Do Bad Programmers Know About Technical Debt?

by Krishna on October 16, 2009

In short, no.

But why am I asking the question in the first place?

Well, much discussion in the technical blogs (such as the NOOP.NL Top 200) is centered around the idea about whether a mediocre programmer will land on a blog where somebody is talking about adopting a simpler approach to programming and then use that idea to stop improving himself and continue writing bad code.

It is a useless subject to argue about because bad programmers do not haunt technical blogs. This is how such a person works:

  1. Come in at 9 am or whatever time you are supposed to come in.
  2. Find out what task to do.
  3. Is the task something that looks familiar? If so, go to Step 7.
  4. Interrupt someone in the office. Do they know the answer? If so, go to Step 7.
  5. Google for the answer. Is there anything there that works? If so, go to Step 7.
  6. Complain to the project manager that the task cannot be done and get something that can be done.
  7. Do the task.
  8. Is it time to leave? If so, go to Step 11.
  9. Is there any other task? If so, go to Step 3
  10. Kill time until it is time to leave.
  11. Leave.
  12. Enjoy the rest of the day.

What they don’t do is spend time visiting technical websites or blogs unless they happen to be landing on them via Google.
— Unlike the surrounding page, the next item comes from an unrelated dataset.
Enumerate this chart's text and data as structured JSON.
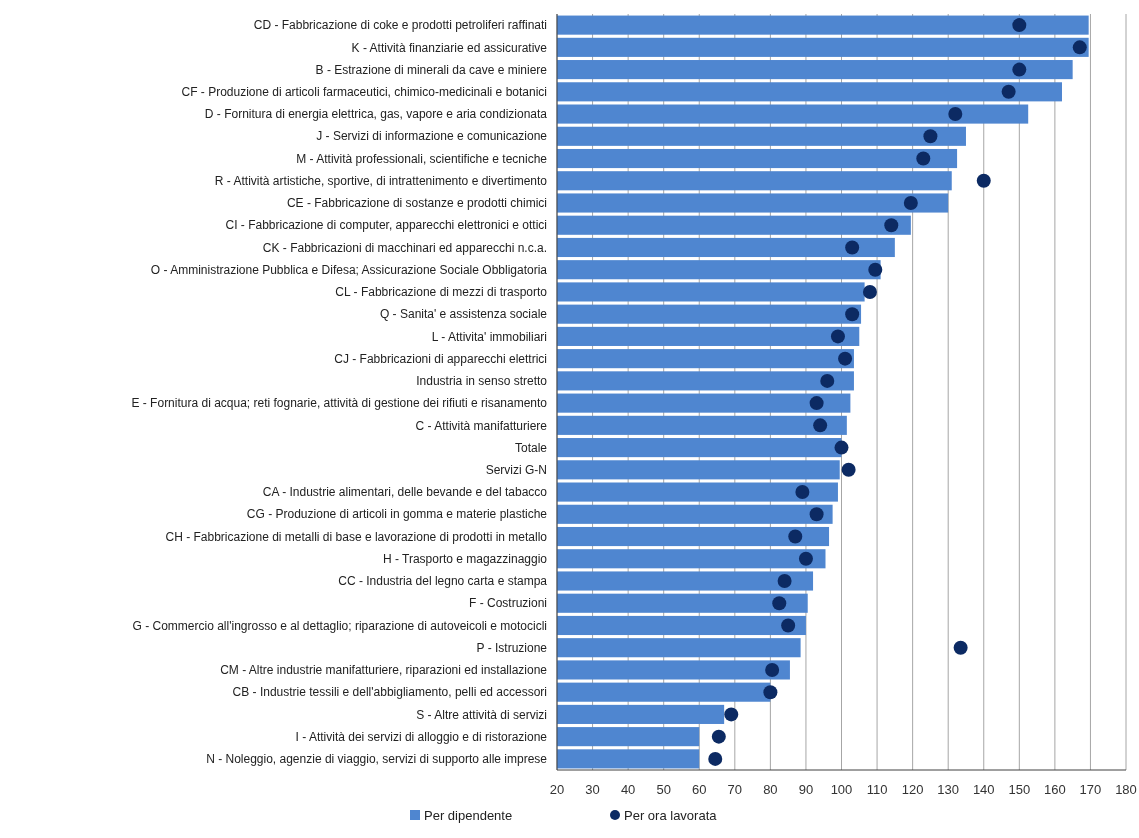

And those Google visits are only for the purpose of finding some code that works. And issues like intellectual property rights be thrown to the winds.

So let us be clear about the audience when we are arguing about technical debt. We are having an argument among people who know how to write good code and how to test it properly. Some of them use a few more tools and a little more process than the rest, who are constrained either by their lack of knowledge, awareness or business situation to imitate them. No one among this crowd is writing bad code, as in copy-and-paste coding or bad variable names.

Therefore what we are really discussing about and what needs to be answered by people are:

  1. You are a good developer who gets things done without Process X or Tool Y.
  2. How much beneficial for you would it be to use X or Y?
  3. How much time, effort and money do you need to invest for using X or Y to get started in and then be proficient?
  4. What is the return on investment if you use X or Y?
  5. Let’s understand if X or Y makes sense in your situation, including timelines, budgets, technical environment.

There are literally thousands of programming tools, techniques and processes out there, all claiming to increase productivity. So whatever the “best thing” you are promoting is, you have to justify it in these terms to the good programmers. And someone who cannot justify that is simply selling snake oil.

As for the other programmers, they are out there enjoying the day and definitely not dreaming in code.

{ 2 comments }

Craig October 18, 2009 at 6:06 pm

Krishna

While I take your point about the majority of blog readers being ‘advanced practitioners’ there are two fairly large exceptions to your thinking;

The first is people who are new to the idea of self directed learning and blogs. These people were not reading blogs, and did not have an rss feed last month or last year, but they are now adopting the technology and starting to get value from it.

The second is team members who for example scan their blogs and rss feeds and email content to their teams or otherwise share the content .

A personal example of the second category is my team, who hold a weekly lunch-time talk on a topic they have spotted out there somewhere on the internet.

Often blog posts form the skeleton of one of these talks, and thus the content reaches beyond the blog readers and into the rest of the team also.

Krishna October 18, 2009 at 8:56 pm

Craig, I agree about the 2 groups, though I have a sense that at least the first group is more oriented towards “doing”, i.e., they are looking to learn how to do something. I don’t think people read Joel Spolsky and decide that they want to stop learning things because they are too complicated. People who display the initiative to learn are less inclined to reject something out of hand. That is just my impression, though.